Johan Torp wrote:
That way you get non-portable code adapted for some particular architecture(s). Ideally you'd like code to execute well on future, non-existing processors too.
Scheduling doesn't have to be static. You can define an algorithm that scales to any architecture, and that favors processor usage, minimum migration between cores, keeping tasks that interact a lot together close, or whatever depending on what works best for your application. That scheduling algorithm could simply be a way to map a tree of tasks to a tree of processors, with some code triggered for some events (a processor is idle, some new tasks have been created, etc.) Task hierarchy defines task affinity, and topology hierarchy defines nested NUMA nodes, SMP, Multi-core, and SMT units (Hyperthreading). Such platforms already exist, at least in research. That's imagining a hierarchical topology and hierarchical tasks. Which is not always relevant since topologies often form graphs, but the abstraction is practical enough.
Mathias Gaunard-2 wrote:
As for heterogeneous architectures, this is of course an open problem that C++ cannot solve because you cannot predict which piece of code will be faster on which processor. But I don't think C++-like languages are unable to do parallelization well on heterogeneous architectures, even those with NUMA effects.
Ok, there is a problem here: I meant "I don't think C++-like language are unable to do parallelization well on *homogeneous* architectures, even those with NUMA effects". Sorry for the confusion.
But even if you aim at non-portable code, C++ is a poor at expressing parallel code for many other reasons: - Threads are heavy-weight
Only if you make them so.
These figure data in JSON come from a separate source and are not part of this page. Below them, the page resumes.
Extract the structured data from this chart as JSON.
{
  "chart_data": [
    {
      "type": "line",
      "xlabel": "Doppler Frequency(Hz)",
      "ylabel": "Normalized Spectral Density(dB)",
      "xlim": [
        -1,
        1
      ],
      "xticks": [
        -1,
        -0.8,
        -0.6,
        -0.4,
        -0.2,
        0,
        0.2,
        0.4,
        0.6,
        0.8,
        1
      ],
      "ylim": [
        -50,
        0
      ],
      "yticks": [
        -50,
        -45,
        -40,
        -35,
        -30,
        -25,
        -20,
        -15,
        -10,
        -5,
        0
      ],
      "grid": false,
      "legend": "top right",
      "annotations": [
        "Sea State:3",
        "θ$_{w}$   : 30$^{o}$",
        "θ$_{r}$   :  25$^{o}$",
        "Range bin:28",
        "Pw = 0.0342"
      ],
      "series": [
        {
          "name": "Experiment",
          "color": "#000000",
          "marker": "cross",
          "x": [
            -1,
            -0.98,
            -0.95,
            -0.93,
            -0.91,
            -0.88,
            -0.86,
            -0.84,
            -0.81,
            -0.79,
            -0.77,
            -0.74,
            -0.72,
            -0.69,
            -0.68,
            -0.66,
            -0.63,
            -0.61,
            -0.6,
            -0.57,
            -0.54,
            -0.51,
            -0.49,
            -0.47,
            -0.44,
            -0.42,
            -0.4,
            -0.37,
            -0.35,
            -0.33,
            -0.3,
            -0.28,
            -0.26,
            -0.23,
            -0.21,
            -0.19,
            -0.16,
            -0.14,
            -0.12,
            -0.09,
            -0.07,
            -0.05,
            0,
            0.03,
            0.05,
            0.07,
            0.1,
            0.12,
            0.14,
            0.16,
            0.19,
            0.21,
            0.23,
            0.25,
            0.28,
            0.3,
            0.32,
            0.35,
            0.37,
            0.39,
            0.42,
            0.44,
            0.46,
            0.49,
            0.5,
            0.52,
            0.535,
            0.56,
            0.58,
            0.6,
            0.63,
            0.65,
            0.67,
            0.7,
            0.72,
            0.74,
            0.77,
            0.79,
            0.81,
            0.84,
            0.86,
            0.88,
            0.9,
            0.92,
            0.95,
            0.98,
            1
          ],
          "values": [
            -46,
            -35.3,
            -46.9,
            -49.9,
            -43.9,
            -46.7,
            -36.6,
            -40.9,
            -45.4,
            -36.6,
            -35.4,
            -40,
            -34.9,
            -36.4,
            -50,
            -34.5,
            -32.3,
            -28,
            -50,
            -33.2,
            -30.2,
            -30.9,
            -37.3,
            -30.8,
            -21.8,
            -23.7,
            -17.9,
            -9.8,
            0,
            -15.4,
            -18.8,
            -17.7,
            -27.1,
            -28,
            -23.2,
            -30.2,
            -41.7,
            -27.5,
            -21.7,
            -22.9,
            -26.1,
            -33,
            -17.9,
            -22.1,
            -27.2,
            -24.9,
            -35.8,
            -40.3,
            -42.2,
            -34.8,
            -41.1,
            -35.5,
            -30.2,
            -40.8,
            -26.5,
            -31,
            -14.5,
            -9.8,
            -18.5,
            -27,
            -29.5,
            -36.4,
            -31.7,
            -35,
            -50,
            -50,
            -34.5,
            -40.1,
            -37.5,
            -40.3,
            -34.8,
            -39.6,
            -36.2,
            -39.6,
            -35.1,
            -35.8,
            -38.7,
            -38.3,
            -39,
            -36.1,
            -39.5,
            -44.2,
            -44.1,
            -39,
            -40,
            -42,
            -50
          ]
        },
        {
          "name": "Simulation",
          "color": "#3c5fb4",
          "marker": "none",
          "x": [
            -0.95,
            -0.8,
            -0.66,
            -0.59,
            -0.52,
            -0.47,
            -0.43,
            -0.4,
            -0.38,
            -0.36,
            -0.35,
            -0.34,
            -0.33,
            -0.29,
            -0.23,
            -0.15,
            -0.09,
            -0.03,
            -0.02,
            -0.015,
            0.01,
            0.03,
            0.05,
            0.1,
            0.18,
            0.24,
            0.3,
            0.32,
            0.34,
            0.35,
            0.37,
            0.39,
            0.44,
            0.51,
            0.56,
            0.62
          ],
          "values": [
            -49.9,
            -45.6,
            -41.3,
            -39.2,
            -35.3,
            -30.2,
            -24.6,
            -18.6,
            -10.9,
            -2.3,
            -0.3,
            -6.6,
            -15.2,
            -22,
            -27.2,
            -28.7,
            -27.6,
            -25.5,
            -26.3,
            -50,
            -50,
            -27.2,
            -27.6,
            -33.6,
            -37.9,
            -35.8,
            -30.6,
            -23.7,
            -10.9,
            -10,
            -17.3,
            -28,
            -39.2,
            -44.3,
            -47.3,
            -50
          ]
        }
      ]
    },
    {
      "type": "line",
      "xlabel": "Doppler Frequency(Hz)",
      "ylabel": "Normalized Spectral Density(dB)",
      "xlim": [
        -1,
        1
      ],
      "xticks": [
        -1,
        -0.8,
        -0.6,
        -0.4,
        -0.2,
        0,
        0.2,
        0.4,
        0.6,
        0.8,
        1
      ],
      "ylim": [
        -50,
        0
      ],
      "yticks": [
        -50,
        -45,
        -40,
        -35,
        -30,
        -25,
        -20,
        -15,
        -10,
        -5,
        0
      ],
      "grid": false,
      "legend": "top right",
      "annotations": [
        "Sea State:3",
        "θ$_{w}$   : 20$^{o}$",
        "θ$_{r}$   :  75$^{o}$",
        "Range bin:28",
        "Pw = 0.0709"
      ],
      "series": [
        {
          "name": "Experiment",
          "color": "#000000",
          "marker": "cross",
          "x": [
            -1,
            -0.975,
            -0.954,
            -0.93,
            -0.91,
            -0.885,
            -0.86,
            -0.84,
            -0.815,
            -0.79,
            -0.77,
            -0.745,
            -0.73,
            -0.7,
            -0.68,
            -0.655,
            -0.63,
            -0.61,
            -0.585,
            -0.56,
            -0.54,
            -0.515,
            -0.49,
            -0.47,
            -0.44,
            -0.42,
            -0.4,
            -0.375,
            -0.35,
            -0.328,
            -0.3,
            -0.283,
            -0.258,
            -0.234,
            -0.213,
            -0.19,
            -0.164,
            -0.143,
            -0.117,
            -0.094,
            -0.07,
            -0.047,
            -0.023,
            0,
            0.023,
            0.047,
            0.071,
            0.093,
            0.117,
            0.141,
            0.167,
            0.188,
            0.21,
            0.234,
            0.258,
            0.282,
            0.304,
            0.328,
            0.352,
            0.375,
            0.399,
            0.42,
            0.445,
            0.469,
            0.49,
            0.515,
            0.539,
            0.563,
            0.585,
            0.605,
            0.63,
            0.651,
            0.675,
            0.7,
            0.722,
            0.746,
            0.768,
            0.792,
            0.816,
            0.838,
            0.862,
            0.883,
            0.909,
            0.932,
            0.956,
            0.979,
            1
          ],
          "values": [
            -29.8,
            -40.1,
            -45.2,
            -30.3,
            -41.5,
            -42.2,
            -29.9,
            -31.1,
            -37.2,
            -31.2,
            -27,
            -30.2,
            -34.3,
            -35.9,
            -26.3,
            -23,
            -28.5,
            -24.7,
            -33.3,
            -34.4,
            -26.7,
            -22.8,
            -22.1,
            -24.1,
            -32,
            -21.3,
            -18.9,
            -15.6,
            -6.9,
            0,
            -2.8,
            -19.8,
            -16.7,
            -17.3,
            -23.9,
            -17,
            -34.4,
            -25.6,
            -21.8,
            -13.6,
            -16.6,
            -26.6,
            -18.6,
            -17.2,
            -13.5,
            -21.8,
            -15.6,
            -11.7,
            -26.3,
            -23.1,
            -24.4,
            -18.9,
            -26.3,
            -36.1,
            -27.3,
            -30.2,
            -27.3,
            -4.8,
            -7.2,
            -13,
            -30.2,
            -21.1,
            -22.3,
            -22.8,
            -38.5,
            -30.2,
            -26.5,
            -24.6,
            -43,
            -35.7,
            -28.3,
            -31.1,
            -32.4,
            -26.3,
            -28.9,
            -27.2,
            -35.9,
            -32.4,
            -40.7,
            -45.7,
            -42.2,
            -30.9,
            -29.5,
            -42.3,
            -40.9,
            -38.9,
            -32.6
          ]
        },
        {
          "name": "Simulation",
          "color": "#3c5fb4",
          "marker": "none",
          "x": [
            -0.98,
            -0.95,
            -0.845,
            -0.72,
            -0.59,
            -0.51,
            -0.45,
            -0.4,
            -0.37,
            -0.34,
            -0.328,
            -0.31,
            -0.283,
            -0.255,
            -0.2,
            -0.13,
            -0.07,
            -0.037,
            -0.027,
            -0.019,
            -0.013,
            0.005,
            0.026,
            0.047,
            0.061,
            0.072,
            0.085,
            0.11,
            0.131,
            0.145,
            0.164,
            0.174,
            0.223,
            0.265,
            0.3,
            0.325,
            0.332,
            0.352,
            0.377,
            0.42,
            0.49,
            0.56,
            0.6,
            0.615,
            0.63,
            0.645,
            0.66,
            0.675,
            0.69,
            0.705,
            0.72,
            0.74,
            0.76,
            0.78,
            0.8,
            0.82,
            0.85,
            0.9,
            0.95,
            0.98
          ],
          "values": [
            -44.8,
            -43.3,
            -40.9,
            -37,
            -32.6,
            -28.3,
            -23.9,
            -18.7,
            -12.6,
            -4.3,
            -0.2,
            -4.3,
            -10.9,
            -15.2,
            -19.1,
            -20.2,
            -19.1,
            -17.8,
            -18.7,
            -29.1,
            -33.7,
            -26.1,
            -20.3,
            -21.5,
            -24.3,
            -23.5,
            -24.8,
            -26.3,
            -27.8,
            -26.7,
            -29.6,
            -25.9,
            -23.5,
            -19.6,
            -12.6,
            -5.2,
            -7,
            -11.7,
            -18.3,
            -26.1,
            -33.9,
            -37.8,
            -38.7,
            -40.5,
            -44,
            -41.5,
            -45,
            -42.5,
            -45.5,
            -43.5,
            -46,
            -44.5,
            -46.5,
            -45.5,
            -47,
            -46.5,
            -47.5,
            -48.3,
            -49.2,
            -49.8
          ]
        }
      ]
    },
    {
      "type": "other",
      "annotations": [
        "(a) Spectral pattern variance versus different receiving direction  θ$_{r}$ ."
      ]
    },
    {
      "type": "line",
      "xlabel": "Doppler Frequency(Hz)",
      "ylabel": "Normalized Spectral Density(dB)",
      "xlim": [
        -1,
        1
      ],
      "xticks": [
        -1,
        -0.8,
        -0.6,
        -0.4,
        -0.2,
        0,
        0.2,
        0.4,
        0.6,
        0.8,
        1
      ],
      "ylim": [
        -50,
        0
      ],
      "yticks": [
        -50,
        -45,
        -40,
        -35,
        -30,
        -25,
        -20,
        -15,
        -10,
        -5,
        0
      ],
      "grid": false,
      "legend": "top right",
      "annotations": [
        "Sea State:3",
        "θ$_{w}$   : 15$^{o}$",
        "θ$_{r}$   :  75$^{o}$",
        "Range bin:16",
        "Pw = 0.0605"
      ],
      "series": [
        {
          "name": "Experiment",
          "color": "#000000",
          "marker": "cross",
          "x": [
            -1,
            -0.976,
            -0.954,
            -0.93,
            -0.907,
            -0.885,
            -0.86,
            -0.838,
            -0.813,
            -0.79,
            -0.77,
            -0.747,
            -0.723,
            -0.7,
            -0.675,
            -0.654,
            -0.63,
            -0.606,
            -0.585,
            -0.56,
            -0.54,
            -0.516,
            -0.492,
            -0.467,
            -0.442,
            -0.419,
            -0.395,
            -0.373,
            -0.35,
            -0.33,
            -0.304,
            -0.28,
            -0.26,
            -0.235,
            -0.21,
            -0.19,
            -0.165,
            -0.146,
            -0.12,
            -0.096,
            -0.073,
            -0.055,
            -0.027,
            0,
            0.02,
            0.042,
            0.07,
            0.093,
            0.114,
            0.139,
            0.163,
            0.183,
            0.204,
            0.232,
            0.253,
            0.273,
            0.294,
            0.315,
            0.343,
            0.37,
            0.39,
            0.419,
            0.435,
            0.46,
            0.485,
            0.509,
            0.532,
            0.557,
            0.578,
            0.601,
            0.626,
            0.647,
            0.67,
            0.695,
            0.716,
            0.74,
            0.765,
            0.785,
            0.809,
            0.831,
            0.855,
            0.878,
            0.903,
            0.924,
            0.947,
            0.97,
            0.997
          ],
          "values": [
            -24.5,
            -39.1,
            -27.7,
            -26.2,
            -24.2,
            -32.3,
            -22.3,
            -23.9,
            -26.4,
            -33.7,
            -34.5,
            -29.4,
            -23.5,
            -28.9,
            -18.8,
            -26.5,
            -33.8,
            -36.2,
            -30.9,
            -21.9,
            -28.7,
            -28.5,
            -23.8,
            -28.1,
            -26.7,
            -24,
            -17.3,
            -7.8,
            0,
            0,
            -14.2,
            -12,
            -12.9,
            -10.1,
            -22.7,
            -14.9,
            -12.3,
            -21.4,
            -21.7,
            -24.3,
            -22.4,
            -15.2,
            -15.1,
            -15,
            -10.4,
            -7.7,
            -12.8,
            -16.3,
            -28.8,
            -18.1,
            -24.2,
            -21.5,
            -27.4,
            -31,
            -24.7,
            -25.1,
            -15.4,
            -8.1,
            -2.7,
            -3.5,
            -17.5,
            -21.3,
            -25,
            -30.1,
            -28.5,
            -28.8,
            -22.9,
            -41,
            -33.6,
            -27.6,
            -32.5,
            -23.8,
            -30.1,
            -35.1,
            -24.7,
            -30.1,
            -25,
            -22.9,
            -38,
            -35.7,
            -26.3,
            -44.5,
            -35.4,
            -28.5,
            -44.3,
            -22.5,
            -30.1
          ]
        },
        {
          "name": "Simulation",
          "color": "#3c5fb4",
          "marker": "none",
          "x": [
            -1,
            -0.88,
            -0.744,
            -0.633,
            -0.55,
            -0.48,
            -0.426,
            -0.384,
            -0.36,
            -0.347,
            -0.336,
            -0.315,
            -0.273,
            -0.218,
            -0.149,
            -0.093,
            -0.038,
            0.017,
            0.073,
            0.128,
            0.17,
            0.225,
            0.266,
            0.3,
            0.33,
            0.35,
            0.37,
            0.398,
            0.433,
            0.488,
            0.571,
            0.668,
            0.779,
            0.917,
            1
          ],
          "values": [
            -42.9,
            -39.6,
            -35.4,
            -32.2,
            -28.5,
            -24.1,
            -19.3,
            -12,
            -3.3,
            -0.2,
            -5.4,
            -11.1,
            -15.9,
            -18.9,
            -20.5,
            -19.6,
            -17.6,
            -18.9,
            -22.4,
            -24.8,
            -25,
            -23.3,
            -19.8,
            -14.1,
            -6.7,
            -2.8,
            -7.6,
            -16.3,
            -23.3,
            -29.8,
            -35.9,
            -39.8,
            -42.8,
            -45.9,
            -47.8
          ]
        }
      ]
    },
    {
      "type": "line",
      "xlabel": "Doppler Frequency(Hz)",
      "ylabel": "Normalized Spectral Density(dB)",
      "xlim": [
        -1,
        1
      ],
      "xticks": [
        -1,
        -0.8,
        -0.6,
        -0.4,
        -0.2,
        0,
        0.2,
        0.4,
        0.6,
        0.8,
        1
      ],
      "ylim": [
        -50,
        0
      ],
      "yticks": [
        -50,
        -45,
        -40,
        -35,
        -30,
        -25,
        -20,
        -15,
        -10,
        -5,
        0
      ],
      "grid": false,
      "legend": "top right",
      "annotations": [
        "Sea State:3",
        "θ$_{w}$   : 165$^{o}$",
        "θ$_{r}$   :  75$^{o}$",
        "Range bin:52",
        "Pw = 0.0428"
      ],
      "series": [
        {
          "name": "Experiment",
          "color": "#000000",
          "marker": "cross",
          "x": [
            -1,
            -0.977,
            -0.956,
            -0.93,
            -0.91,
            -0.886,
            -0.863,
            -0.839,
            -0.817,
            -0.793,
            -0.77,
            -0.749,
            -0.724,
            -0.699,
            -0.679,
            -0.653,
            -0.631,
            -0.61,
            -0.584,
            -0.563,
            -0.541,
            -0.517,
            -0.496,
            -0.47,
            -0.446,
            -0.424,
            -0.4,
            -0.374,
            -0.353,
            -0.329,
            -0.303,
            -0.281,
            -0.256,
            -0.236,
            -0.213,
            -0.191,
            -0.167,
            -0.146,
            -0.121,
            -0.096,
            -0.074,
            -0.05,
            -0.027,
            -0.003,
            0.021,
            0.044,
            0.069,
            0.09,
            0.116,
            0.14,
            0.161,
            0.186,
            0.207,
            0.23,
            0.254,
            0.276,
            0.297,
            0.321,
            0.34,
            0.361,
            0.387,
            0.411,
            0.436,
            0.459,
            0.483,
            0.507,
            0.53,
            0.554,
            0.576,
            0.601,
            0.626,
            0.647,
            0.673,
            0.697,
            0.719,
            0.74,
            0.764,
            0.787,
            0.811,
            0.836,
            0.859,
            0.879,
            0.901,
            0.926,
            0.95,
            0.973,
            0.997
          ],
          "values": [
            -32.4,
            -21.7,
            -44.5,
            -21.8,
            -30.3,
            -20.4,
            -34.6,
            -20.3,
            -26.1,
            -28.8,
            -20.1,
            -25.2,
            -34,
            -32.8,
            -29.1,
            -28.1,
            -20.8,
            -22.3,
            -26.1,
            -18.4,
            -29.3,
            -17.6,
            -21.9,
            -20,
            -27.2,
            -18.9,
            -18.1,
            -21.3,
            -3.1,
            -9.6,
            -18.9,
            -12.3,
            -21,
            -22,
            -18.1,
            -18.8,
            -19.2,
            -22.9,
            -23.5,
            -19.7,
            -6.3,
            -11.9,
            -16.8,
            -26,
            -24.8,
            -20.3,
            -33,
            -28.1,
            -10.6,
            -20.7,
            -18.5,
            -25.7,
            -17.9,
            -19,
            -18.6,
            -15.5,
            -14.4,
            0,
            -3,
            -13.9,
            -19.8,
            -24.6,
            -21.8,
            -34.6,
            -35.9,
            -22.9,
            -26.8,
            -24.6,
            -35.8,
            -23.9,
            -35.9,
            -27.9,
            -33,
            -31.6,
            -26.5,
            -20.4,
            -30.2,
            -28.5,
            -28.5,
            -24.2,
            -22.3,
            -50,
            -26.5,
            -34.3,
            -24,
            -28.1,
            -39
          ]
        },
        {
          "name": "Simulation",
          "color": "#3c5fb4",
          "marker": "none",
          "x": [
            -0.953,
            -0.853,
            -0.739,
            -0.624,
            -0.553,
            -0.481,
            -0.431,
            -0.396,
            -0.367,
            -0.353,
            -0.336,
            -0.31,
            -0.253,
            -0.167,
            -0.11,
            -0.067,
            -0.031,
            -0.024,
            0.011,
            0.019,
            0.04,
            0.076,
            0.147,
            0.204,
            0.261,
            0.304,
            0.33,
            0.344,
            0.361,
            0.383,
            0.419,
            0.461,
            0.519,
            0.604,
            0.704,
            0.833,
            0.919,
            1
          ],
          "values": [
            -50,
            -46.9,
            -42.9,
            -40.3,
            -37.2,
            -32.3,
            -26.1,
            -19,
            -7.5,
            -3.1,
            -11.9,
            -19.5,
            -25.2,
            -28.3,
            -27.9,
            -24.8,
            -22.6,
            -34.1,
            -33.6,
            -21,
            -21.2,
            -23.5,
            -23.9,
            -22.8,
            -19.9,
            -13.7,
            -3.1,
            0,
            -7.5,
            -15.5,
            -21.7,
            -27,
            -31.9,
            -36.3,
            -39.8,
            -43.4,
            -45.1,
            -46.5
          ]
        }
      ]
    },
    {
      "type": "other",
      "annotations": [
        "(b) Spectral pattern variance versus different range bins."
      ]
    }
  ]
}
Kernel threads are fairly heavyweight, especially since you don't have much control over them, but user-level threads can be very lightweight. There is nothing inherently heavyweight about a "task". Well, except its stack, but that's more of a memory usage problem.
and difficult to program with (dead locks, race conditions, indeterminism, composability problems)
There are many problems with using shared memory concurrency, yes. There are other patterns though. Anyway here we were discussing about defining all tasks that can be parallelized as potentially-parallelizable and have a library parallelize them or not and schedule them well so that parallelization doesn't hurt more than it helps. Concurrency is kind of a different problem, I'd say.